The Sixers appear to have zeroed in on Markelle Fultz now that they’ve traded up to No. 1 in the NBA draft. But what about all of those second-round picks?
With four second-rounders, the Sixers could go in just about any direction.
Will they select the best player available, a player that fits a need or a draft-and-stash candidate from overseas?
Here’s a look at 10 players the Sixers could have their eyes on in the second round of the 2017 NBA draft.
Jordan Bell: Power forward, 6-9/227, Oregon
This is looking more and more like a pipe dream by the day. Bell’s buzz continues to grow as the draft nears and some mocks now have him sneaking into the end of the first round.
However, if he is there early in the second, the Sixers would be wise to pounce.
Bell was the defensive anchor (Pac-12 Defensive Player of the Year) and a rebounding machine for Oregon. He averaged 8.8 rebounds a night last season and really made his name in the NCAA Tournament when he grabbed double-digit boards in every game during the Ducks’ run to the Final Four.
With a high motor and ability to play above the rim on both ends, Bell is definitely a guy the Sixers should keep their eye on. After all, you don’t come across "a Dennis Rodman-like player” that often in the draft (see story).
Johnathan Motley: Power forward/center, 6-9/230, Baylor
If Bell is off the board, the Sixers could opt for the similarly-skilled Motley.
The lanky big man covers a lot of ground with a 7-4 wingspan. Motley combined that length with supreme agility to be a terror for opponents at Baylor.
He averaged 17.3 points on 52.2 percent shooting and 9.9 rebounds last season as a junior with the Bears as he received the Karl Malone award as the nation’s top power forward.
While Motley doesn’t provide much versatility and is coming off surgery in April for a torn meniscus suffered during the NCAA Tournament, he is well worth a second-round selection for the Sixers.
Thomas Bryant: Center, 6-10/241, Indiana
Bryant brings the similar length (7-6 wingspan) and physicality to the court as the first two players mentioned. He’s a bruiser down low and loves to finish with authority at the rim.
That powerful demeanor resulted in 12.6 points, 6.6 rebounds and 1.5 blocks per game last season for the Hoosiers.
However, what makes Bryant intriguing is his improved three-point shooting. The 19-year-old big made 5 of 15 attempts (33.3 percent) from long range as a freshman before connecting on 23 of 60 tries (38.3 percent) as a sophomore (see story).
With the emphasis being placed on shot making from all positions in today’s NBA, that could be just the skill that gets Bryant’s name called.
Alec Peters: Power forward, 6-9/225, Valparaiso
If it’s shot making the Sixers want, Peters is their guy.

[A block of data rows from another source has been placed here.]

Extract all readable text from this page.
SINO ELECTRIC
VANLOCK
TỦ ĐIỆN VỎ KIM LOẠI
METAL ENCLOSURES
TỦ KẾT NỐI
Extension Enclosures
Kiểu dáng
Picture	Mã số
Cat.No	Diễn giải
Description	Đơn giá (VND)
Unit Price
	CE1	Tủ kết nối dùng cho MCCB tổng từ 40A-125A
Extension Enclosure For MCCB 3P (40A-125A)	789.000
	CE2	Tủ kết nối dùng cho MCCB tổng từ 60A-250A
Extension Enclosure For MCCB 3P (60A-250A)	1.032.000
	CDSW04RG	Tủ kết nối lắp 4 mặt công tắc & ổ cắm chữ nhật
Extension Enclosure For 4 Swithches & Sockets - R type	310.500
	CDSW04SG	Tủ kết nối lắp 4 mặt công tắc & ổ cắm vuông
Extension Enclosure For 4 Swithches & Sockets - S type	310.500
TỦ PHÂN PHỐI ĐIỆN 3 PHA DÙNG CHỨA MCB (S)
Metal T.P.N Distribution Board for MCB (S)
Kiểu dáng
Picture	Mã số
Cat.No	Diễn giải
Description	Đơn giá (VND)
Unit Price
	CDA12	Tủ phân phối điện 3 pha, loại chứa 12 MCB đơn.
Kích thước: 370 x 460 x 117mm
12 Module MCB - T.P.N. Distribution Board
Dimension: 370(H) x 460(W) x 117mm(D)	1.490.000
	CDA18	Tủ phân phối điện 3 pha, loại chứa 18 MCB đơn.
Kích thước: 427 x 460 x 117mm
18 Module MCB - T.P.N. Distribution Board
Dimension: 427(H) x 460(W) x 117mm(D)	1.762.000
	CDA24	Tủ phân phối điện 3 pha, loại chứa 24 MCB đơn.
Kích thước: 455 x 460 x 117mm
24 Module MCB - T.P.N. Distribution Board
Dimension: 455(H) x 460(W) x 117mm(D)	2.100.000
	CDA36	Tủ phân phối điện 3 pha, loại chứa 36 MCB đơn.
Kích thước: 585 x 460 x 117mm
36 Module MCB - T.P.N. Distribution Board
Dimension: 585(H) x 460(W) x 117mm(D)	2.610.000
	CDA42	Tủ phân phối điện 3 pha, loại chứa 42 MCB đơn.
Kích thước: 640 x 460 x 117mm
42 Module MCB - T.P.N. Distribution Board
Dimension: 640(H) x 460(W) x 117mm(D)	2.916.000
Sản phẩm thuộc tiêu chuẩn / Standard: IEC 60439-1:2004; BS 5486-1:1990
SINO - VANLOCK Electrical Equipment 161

Peters is a dead-eye shooter from just about anywhere on the floor and in any situation. He can pull up off the dribble, find space off the pick-and-roll or simply spot up for a jumper.
Even after shooting a career-low 36.3 percent from three-point range as a senior, he still finished with a 41.6 mark from long range during his four years at Valpo.
Peters averaged 23.0 points (eighth in the nation) and 10.1 rebounds last season to be named Horizon League Player of the Year.
The NBA certainly offers a higher caliber of players than the Horizon League and Peters will have to do all he can to survive defensively, but his level of shooting ability will make that easy to overlook.
Jonah Bolden: Power forward, 6-10/227, Serbia
There are few international prospects projected to go in the second round that are worth getting excited about (French center Mathias Lessort and Slovenian small forward Vlatko Cancar could be the only ones), so let’s go with a player that has a bit of history in United States.
Bolden was born in Australia, but he moved to the U.S. with his family at 17 years old and played his final season of high school ball in the states. He followed that up by attending UCLA, where he redshirted a year and then averaged 4.6 points and 4.8 boards in 21.7 minutes a game.
Bolden felt his skill set as a ball-handler and perimeter shooter weren’t being used correctly with the Bruins, so he bolted for the professional ranks in Serbia. It’s worked out so far as he put up 12.9 points and 7.2 rebounds per game while shooting 47.2 percent from the field and 41.9 percent from three in his first season with KK FMP Beograd. That was enough to earn him the Adriatic League Top Prospect award, which has become pretty prestigious after NBA draft picks such as Dario Saric and Nikola Jokic won it in recent years.
There have previously been some issues to dig through with Bolden both on and off the court. But with NBA-ready skills of his own and his father to pass down nearly two decades of professional basketball knowledge (mainly in Australia’s NBL), that is more than enough to take a risk in the second round.
Others to keep an eye on: Lessort, Purdue PF/C Caleb Swanigan, Utah PF Kyle Kuzma.